戸建て投資 vs 区分マンション:初心者にはどちら?

最後に、初心者にとってどちらが向いているかを整理します。

戸建て投資が向いている人

時間と労力をかけて物件を見極められる、リフォーム・DIYに興味がある、地方在住で地元物件にアクセスできる、現金(ノンローン)で買える資金がある——このような方には戸建て投資が向いています。

区分マンションが向いている人

本業が忙しく管理の手間を最小化したい、都市部在住で都心物件しかアクセスできない、安定したキャッシュフローを重視したい——このような方には区分マンションが向いています。
どちらが正解というわけではなく、自分のライフスタイルとリスク許容度に合わせて選ぶことが大切です。

自己資金作りも並行して進めよう

戸建て投資には自己資金が必要です。

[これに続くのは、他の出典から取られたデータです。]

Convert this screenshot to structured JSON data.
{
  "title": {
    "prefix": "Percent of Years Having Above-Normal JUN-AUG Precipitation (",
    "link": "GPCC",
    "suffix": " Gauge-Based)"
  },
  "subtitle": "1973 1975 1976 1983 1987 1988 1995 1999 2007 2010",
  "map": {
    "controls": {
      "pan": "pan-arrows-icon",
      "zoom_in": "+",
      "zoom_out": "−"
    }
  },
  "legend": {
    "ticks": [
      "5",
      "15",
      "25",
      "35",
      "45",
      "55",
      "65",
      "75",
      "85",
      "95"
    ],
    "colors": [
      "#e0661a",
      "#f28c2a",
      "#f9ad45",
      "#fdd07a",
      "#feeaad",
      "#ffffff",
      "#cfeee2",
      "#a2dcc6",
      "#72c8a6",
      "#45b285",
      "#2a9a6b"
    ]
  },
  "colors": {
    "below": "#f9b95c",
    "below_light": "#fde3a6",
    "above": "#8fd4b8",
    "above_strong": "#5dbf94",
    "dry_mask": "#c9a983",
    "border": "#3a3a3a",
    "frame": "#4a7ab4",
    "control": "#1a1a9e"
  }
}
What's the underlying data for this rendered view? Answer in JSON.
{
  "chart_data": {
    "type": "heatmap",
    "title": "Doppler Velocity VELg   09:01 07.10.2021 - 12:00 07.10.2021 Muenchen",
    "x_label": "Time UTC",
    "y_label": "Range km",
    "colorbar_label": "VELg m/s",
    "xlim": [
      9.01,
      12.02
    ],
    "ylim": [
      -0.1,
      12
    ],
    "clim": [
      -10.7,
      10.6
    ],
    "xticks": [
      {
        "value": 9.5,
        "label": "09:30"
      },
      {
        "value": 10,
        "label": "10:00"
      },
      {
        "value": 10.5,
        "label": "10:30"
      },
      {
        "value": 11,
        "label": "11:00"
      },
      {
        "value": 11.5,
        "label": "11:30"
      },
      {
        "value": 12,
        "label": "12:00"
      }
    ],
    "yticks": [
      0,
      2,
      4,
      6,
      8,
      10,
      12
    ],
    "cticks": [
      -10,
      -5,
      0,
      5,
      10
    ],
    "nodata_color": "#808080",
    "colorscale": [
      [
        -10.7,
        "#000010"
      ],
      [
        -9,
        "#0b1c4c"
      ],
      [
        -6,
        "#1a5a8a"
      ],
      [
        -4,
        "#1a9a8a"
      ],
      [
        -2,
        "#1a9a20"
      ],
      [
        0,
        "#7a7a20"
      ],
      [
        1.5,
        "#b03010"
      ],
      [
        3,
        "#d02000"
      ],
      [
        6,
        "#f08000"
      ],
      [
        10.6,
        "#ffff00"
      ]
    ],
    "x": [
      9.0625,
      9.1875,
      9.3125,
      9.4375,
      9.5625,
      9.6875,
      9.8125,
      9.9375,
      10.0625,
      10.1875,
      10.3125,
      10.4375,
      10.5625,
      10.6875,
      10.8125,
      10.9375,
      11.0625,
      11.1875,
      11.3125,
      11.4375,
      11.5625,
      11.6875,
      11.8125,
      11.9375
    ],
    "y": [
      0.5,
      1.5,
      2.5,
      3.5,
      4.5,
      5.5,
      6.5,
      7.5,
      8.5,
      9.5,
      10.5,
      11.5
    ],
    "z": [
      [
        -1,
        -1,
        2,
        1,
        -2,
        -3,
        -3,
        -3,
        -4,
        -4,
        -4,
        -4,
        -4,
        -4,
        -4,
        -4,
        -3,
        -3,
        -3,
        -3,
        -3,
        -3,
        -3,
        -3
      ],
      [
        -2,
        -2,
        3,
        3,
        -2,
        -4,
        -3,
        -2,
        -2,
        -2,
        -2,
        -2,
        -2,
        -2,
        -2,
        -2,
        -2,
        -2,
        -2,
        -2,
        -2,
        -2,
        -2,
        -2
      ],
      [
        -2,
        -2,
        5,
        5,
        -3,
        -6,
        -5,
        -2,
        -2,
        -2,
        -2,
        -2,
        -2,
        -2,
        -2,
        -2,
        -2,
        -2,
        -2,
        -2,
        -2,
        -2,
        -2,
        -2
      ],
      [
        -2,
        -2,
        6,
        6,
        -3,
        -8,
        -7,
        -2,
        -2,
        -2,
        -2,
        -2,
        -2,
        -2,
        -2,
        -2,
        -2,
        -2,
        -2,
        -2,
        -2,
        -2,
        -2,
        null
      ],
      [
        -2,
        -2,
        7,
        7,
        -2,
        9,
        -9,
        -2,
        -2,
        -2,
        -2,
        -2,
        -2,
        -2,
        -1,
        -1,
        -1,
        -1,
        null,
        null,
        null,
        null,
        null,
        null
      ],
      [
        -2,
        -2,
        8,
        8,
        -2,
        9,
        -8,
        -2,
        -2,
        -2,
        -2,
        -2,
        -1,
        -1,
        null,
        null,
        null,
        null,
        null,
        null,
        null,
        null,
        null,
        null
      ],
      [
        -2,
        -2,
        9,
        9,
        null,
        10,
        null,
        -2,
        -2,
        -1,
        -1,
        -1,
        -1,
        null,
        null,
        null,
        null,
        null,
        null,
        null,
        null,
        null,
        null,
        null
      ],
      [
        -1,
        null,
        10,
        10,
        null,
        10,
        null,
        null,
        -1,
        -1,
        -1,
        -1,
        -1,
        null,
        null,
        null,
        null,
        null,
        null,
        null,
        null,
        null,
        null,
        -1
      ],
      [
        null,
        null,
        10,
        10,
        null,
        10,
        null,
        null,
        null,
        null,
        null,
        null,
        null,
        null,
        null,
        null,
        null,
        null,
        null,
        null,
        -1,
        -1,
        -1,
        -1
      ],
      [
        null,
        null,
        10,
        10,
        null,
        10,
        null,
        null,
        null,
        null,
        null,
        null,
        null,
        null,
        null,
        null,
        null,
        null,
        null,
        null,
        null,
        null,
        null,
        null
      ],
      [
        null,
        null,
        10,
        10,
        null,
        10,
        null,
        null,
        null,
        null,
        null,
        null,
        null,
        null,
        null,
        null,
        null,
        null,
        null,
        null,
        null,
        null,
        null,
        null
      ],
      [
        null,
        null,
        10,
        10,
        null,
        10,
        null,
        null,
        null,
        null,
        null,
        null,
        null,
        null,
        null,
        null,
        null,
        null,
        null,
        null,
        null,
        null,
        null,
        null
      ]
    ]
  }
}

築古戸建てを現金で買う場合は500〜1,000万円、ローンを組む場合でも頭金として物件価格の20%程度は用意したいところです。
副業で隙間時間を活用するのも有効です。アンケート・商品モニターで収入を得られる「ポケットリサーチ」も選択肢の1つです。
飲食店や商業施設のモニター調査で収入を得られる「ヴィーナスウォーカー」も好評です。

まとめ:戸建て投資は「目利き」が成否を分ける

戸建て投資は、初心者にとって参入しやすい一方で、物件選びの目利きが成否を大きく分ける投資手法です。価格が安いからといって飛びつくのではなく、賃貸需要・建物状態・利回りを総合的に判断する必要があります。
特に築古戸建ては、修繕費・空室リスクが大きいため、シミュレーションを徹底することが重要です。「数字で勝負する」姿勢を持つことで、戸建て投資を成功に導けます。
焦らず、勉強を積み重ね、自分の目で見極めて投資する。これが戸建て投資の王道です。